Photography Times: Married

March 22, 2010

In a country where women's rights is a thing to be reserved by legislation rather than a fundamental one, the figure of the proverbial Bharathiya Naari stands out to this post-mod day as a shining beacon of Indian culture.

So here's to the Bharathiya Naari - an epitome of Indian tradition, a deep red bindhi on her forehead draped in her saree's pallu, answering at the beck and call of the husband whose family she adopts as her own and her only. She's brought up conditioned to be married away into another family, make babies and take care of her husband's parents.

Although many Indian women have set an example by seeking an identity of their own and many following suit, the other side of the country is still sulking in outdated traditions and dogmatic prejudices. Just read the papers everyday and count the dowry deaths and domestic violences, you'll know.

For long I wanted to come up with an abstract idea that would symbolize the Bharithya Naari. Her commitment to tradition and subservience to her adopted family. And it was one fine afternoon reading through some of the recent posts on desicritics, I hatched the concept of using only the feet of a woman to portray as an abstract symbol of the Bharaithiya Naari.

This photograph portrays the feet of the subject wearing a toe-ring - a mark of a married woman in most Hindu traditions. Called the Metti in some parts of South India, it is said to have a scientific connotation as well. The Metti is said to regularize the menstrual cycle in women.

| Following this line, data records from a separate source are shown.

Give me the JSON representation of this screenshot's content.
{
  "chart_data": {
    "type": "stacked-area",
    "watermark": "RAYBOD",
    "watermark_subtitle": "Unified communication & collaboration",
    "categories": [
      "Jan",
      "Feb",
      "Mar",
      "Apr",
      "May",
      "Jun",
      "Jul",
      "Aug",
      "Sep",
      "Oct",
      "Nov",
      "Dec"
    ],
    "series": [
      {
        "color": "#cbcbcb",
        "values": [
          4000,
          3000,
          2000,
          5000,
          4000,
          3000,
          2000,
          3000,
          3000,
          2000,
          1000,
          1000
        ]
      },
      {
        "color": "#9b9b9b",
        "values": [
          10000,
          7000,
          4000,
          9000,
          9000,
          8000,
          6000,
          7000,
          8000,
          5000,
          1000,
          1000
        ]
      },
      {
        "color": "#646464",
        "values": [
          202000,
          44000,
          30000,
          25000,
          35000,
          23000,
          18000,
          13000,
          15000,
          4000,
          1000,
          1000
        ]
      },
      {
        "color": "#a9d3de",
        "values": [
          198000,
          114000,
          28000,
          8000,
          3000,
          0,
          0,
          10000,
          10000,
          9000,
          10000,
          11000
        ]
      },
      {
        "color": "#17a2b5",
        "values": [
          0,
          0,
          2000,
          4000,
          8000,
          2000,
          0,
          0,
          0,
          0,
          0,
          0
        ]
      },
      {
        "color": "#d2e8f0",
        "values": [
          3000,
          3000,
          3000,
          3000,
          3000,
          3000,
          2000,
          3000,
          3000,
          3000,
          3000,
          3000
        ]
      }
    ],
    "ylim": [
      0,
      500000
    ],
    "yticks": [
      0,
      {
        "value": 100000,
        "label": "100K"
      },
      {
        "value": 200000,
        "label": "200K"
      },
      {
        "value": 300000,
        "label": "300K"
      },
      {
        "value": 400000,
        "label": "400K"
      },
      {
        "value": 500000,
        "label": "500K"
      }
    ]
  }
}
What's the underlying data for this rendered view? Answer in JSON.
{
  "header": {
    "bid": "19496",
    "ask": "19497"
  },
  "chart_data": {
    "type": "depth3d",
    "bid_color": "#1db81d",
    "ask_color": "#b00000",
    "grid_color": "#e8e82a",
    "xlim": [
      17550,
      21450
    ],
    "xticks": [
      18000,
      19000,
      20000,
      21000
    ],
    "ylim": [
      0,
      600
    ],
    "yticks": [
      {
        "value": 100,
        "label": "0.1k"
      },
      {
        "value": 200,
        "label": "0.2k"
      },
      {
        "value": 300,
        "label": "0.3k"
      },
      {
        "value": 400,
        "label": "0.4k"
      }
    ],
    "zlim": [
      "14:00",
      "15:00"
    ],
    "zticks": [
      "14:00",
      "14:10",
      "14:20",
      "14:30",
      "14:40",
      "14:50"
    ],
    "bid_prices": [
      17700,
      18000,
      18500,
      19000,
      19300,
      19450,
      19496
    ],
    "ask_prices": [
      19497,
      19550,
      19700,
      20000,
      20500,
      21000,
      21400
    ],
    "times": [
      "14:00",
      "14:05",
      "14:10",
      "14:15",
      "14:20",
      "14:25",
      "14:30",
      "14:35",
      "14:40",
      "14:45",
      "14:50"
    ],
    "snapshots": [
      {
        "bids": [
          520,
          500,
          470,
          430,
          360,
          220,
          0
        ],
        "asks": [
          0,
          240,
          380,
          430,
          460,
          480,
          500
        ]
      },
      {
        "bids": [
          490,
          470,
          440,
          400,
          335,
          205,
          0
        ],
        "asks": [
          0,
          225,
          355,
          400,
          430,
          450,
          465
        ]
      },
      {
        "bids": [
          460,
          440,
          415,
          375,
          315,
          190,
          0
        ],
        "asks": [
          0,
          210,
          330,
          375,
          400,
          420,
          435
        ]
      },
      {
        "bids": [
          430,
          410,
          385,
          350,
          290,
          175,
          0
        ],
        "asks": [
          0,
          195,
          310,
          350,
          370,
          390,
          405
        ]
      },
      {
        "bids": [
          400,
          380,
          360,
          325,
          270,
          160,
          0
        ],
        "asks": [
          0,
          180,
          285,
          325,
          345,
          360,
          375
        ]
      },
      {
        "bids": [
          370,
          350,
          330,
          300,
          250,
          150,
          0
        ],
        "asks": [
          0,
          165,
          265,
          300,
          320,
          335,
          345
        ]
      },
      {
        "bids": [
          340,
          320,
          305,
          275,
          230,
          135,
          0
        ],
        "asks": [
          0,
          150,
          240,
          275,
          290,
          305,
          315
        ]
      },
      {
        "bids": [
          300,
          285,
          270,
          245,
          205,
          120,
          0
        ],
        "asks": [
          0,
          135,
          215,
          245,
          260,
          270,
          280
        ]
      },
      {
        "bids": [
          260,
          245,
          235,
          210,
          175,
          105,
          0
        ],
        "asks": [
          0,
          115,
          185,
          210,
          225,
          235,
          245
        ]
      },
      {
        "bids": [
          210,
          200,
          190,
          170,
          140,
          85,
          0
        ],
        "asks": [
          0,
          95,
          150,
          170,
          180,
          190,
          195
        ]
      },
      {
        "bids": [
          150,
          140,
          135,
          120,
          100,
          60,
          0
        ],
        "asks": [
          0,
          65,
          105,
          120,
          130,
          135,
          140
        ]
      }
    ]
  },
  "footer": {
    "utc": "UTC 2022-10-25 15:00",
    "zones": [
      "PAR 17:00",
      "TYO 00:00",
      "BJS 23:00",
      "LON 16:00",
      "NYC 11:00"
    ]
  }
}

It is always worn in the second finger and a nerve from there connects the uterus and passes through the heart. While walking, the friction caused on this nerve gives energy to the reproductive organs.

The photograph was taken with particular focus on the position of both the feet - indicating that the subject is seated one leg upright and the other bent on the floor. Metaphorically, meaning submissiveness; the under exposed grayscale symbolizing the lack of color in life. I set the shot on a Spot metering mode, which resulted in keeping only a distinct part of the foot in focus and the edges above and below out of focus.